Oleh: Ita Nurhayati
Tanggal 23 September 2020 adalah babak akhir atau babak penentuan dari pergelaran penyelenggaraan pemilihan Kepala Daerah (Pilkada) di 270 daerah di Indonesia, yang tahapannya sudah mulai berjalan.
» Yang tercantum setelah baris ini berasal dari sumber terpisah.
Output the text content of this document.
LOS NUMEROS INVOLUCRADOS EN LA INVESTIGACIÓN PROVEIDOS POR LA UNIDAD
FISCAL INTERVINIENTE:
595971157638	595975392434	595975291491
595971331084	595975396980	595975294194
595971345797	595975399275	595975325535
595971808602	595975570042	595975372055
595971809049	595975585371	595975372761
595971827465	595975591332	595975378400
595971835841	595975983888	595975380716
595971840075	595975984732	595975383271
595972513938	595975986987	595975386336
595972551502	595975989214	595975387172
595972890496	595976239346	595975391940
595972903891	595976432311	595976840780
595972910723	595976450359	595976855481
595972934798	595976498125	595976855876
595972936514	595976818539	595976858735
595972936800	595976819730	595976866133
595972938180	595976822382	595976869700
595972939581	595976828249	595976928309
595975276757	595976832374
Untuk menuju babak akhir itu ada proses dan mekanisme yang harus serta akan dijalani.
Dalam PKPU Nomor 16 tahun 2019 perubahan PKPU nomor 15 tahun 2019 tentang tahapan, program dan jadwal penyelenggaraan pemilihan Gubernur dan Wakil Gubernur, Bupati dan Wakil Bupati dan /atau Walikota dan Wakil Walikota tahun 2020 bahwa beberapa tahapan seperti pendaftaran calon perseorangan yang sudah ditutup per tanggal 23 Februari 2020 pukul 00.00 WIB dan untuk kabupaten/kota yang menyelenggarakan Pilkada di Provinsi Banten menghasilkan bakal calon perseorangan (bapaslon) di Kota Cilegon 3 pasangan, Kabupaten Pandeglang 2 bapaslon, sedangkan di Kabupaten Serang dan Kota Tangerang Selatan nihil atau tidak ada bapaslon perseorangan.
Berbarengan dengan itu tahapan yang sudah dan sedang berjalan adalah rekrutmen penyelenggara adhock, diantaranya Panitia Pemilihan Kecamatan (PPK) penyelenggara tingkat Kecamatan yang sudah terbentuk, rekrutmen Panitia Pemungutan suara (PPS) Penyelenggara tingkat Desa/Kelurahan yang masih berjalan dan sebentar lagi rekrutmen Petugas Pemutakhiran Daftar Pemilih (PPDP), dengan demikian tahapan pemutakhiran data pemilih akan segera dimulai.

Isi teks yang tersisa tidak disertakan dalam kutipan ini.